# are there any species of bonsai tree you can grow underwater?



## homegrown terror

i was just thinking of how nice that would look as a centerpiece for my planted 10g...anyone know if it's possible, and if so, how much maintenance and financial commitment they need?


----------



## ao

LOL interesting idea. you can get a mice piece if wood and make a moss tree out of it


----------



## Olympia

Bonsai trees are just regular trees pruned down over the years- any tree can be a bonsai tree.

Your best bet is finding some driftwood that looks like a tree, and tying in moss to make it look like leaves.  Moss is easy to care for, low light, so shouldn't be too hard.


----------



## Friendlyfishies

http://www.plantedtank.net/forums/myPlants.php?do=view&p=25&n=Dwarf_Bonsai_Ammania_sp_Bonsai

lol not sure if this counts!


----------



## Aus

Olympia's idea is the best call - there are no trees that will grow underwater for very long before dying, unless you count mangroves and other trees that are semi-aquatic and even they hate being fully submersed too long.

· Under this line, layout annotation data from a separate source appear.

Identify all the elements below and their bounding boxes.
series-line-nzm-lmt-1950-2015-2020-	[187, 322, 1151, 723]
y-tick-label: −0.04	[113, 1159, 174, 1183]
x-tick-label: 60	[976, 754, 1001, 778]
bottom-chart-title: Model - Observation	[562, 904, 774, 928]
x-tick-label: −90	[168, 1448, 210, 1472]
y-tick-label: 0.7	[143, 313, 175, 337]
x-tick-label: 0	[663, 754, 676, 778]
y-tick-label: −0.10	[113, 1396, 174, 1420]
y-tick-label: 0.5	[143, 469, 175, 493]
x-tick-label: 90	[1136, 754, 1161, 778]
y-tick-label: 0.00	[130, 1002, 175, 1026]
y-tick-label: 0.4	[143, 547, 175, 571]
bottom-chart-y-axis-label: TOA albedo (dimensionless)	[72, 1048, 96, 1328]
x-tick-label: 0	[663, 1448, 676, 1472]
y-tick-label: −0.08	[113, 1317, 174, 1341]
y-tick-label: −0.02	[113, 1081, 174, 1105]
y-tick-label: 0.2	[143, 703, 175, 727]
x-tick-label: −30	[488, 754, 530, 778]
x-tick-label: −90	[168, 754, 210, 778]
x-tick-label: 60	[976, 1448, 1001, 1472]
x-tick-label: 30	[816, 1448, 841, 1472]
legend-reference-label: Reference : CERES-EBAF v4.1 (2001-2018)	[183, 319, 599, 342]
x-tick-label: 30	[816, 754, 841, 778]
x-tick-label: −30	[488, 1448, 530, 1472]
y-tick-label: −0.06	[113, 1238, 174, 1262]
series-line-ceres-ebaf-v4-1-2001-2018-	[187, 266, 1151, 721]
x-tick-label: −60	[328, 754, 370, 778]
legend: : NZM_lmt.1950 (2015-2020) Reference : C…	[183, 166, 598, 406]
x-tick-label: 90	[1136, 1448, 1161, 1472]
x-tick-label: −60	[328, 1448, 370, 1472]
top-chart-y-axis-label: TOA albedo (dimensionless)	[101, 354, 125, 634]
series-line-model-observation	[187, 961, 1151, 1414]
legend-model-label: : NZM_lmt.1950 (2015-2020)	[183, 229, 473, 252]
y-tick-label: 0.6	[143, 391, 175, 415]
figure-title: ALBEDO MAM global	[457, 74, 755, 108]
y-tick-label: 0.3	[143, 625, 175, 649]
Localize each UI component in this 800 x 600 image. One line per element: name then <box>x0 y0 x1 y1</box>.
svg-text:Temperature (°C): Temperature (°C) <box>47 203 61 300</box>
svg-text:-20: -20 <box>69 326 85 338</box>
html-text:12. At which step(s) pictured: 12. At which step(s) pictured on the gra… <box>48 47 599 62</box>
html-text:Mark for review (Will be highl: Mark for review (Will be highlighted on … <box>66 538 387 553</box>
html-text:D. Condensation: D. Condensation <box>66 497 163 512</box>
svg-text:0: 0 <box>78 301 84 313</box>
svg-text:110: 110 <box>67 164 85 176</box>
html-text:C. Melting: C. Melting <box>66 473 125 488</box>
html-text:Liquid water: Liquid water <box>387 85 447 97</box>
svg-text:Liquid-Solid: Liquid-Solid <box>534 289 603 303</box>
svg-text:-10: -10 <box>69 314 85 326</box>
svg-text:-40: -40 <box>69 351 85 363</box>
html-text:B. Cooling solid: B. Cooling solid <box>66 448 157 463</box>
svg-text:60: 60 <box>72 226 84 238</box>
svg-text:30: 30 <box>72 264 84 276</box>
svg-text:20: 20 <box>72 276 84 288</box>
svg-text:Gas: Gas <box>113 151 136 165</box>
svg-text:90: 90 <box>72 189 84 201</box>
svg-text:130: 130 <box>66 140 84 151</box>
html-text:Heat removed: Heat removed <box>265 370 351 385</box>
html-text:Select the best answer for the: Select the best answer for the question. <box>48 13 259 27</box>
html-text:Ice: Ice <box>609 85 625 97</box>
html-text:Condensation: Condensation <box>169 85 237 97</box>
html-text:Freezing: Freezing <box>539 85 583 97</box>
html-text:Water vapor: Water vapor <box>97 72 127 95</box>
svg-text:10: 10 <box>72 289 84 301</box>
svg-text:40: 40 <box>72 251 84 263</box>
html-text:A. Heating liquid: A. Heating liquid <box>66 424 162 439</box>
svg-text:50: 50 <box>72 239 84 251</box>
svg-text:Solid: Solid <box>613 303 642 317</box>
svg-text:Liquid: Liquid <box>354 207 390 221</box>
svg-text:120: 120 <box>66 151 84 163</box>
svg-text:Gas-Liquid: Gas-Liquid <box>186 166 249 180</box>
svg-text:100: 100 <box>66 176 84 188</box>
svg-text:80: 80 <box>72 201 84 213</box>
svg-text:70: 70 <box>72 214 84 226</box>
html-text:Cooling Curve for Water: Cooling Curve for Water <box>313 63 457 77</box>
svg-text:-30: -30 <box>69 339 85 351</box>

I;ve seen some stunning moss trees that have used dead bonsai stumps (aged for an appropriate amount of time) - maybe call your local plant outlets, see if they have any old dead ones you can have. Might have to wait 2 years for the wood to age, but wow - they look amazing in a tank.


----------



## cataze

Olympia said:


> Bonsai trees are just regular trees pruned down over the years- any tree can be a bonsai tree.
> 
> Your best bet is finding some driftwood that looks like a tree, and tying in moss to make it look like leaves.  Moss is easy to care for, low light, so shouldn't be too hard.


I LOVE this one!!!!!!!!!!!!!!!!! Is the "grass" at the bottom moss too, do you think? I have to log this away to try in the future...gorgeous!!!!!!!!


----------



## Olympia

No, it's some sort of carpet plant. Most _true _carpet plants are pretty tricky. Dwarf hairgrass is probably the easiest carpet to do without CO2, you can always trim it to a smaller size. You can "cheat" a little and use moss as a carpet, or a plant called round pellia, if you weigh it down with plastic mesh over top (since it floats), it will eventually grow over. The pellia could look beautiful even in a very low-tech set up over time.

All of those lush, fluffy "fields" you see are made possible with CO2 injection and high light. This keeps the plants low to the ground as there's no "need" for them to reach up, and lets them spread out more over the substrate.


----------